The words were now coming to Franzi independent of any strategy. “The first shall be last and the last shall be first,” he said.
“You mean the Jews, don’t you?”
“The last shall be first and the first shall be last.”
“Yes, it has to be the Jews,” said Himmler, sounding relieved. “It’s a good thing I buried the hatchet with them. It was the smartest thing I ever did. What else?”
“Beware!” whispered Franzi. “Beware!”
“Beware what?” asked Himmler.
“Beware the man.”
“Which man?”
Franzi had no idea which man. “The man who serves with both hands!” he said, pointing to one of the far stars on Orion.
“Are you talking about Eisenhower?”
Franzi pointed to the sky again. Himmler looked up. A flash in the sky appeared; a comet or a meteorite, blazing from the West to the East, before burning out and disappearing.
“My God!” exclaimed Himmler. “That was incredible. I didn’t realize you had such a powerful gift of prophesy!”

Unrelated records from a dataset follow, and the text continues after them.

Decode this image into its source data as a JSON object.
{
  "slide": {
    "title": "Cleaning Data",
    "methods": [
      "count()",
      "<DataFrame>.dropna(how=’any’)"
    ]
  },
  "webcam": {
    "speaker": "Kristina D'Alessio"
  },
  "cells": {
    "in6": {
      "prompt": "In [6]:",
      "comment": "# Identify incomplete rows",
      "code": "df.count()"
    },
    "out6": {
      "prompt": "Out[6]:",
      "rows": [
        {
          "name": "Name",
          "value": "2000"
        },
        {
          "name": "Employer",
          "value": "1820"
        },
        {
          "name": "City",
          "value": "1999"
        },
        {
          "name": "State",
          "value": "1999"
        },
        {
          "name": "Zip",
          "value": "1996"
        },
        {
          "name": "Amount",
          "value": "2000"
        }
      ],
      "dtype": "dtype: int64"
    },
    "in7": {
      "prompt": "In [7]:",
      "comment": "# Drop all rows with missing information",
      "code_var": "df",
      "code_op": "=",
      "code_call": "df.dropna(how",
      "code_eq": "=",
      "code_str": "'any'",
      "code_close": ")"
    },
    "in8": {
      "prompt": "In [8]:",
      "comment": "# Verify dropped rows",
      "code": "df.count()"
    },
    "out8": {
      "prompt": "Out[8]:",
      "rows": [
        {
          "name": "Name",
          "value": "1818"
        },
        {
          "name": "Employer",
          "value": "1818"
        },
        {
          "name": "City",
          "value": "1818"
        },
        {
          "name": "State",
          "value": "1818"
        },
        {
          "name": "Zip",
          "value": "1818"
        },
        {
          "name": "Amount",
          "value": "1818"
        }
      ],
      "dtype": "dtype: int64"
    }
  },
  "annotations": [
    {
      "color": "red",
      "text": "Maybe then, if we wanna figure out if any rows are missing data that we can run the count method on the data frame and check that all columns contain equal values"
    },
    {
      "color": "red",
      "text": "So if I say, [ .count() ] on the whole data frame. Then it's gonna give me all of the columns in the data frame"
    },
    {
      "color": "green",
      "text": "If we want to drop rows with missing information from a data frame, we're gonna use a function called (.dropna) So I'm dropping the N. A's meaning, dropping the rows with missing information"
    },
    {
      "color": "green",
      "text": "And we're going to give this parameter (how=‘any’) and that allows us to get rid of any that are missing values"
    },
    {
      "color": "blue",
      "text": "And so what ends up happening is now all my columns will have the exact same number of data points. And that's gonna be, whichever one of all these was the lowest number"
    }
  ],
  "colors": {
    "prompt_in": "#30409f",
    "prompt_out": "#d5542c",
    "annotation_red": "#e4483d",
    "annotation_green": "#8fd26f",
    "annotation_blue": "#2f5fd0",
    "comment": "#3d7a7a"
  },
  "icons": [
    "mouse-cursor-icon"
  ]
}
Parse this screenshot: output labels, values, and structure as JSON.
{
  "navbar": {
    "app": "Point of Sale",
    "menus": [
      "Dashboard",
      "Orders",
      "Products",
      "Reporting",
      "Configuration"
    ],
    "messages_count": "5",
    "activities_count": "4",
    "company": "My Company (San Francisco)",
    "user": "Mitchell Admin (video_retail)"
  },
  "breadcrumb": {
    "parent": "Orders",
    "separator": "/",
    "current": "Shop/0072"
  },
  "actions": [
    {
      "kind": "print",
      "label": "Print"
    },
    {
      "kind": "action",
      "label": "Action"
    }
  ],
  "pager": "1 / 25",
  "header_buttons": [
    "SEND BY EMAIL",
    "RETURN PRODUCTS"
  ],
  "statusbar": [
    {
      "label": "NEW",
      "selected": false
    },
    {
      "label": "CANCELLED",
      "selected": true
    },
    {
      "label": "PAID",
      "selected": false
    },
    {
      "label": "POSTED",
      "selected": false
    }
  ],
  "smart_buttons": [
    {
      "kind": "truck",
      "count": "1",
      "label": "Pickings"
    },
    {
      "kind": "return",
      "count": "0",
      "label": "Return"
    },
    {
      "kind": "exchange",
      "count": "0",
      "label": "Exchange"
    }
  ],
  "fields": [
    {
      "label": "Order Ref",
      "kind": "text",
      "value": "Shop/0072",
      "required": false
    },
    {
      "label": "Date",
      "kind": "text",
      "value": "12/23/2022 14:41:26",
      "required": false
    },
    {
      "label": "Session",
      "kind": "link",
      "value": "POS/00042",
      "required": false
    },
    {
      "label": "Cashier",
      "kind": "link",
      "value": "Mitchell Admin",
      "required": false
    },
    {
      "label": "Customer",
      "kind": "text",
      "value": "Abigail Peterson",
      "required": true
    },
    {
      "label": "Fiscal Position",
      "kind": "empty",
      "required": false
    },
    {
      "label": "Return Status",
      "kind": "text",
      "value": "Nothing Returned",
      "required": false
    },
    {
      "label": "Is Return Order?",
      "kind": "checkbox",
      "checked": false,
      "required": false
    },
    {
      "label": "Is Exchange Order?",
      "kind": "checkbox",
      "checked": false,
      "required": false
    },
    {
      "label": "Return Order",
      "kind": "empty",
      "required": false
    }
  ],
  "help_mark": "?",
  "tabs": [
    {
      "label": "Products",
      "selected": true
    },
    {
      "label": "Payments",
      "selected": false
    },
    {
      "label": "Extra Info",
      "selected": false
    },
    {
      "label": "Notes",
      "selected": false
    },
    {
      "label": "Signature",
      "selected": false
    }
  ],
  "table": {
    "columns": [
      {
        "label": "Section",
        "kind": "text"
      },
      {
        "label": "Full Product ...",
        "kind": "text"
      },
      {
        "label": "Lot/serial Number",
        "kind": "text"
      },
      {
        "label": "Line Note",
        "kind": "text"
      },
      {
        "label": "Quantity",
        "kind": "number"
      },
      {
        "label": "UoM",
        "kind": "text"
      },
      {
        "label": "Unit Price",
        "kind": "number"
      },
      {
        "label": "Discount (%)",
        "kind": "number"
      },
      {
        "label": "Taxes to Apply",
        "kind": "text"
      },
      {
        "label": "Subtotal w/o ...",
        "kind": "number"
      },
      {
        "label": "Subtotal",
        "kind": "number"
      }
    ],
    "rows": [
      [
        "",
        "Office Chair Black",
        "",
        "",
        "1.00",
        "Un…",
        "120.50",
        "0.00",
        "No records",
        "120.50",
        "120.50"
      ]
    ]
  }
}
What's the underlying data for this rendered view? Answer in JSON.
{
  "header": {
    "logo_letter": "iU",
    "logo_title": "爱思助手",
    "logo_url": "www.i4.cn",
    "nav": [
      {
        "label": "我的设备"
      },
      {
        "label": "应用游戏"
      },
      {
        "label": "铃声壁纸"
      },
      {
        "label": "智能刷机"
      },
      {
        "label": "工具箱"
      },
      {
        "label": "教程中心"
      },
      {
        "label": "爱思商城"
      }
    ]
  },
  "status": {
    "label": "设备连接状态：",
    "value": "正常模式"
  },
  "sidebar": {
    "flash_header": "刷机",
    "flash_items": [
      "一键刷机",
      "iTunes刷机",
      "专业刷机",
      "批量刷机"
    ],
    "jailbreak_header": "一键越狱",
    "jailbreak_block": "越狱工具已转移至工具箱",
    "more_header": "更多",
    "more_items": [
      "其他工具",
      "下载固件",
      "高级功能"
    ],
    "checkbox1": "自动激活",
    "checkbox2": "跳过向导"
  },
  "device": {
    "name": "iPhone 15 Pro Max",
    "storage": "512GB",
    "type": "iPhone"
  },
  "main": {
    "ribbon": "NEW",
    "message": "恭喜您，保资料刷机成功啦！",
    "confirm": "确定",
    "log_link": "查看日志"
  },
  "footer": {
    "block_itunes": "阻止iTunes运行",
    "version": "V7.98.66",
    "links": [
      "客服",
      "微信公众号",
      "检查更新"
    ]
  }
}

“You must warn Eisenhower,” Franzi said.
“Warn him about what?”
“The man who serves with both hands.”
“You’re talking about the traitor, aren’t you?”
Franzi felt a chill.
“It’s got to be those Cambridge spies Schellenberg was telling me about,” Himmler said excitedly. “Philby. He
serves London and Moscow. That’s serving with both hands, isn’t it? I’ll have Schellenberg tell Eisenhower about Philby and the others. You’re right, it’s more than a bargaining chip. It’s our good faith measure.
Professor Loerber, you are a genius.”
Then suddenly Himmler was in a big hurry to get moving again. “Come on, let’s not keep the Grand Admiral up all night waiting for us.”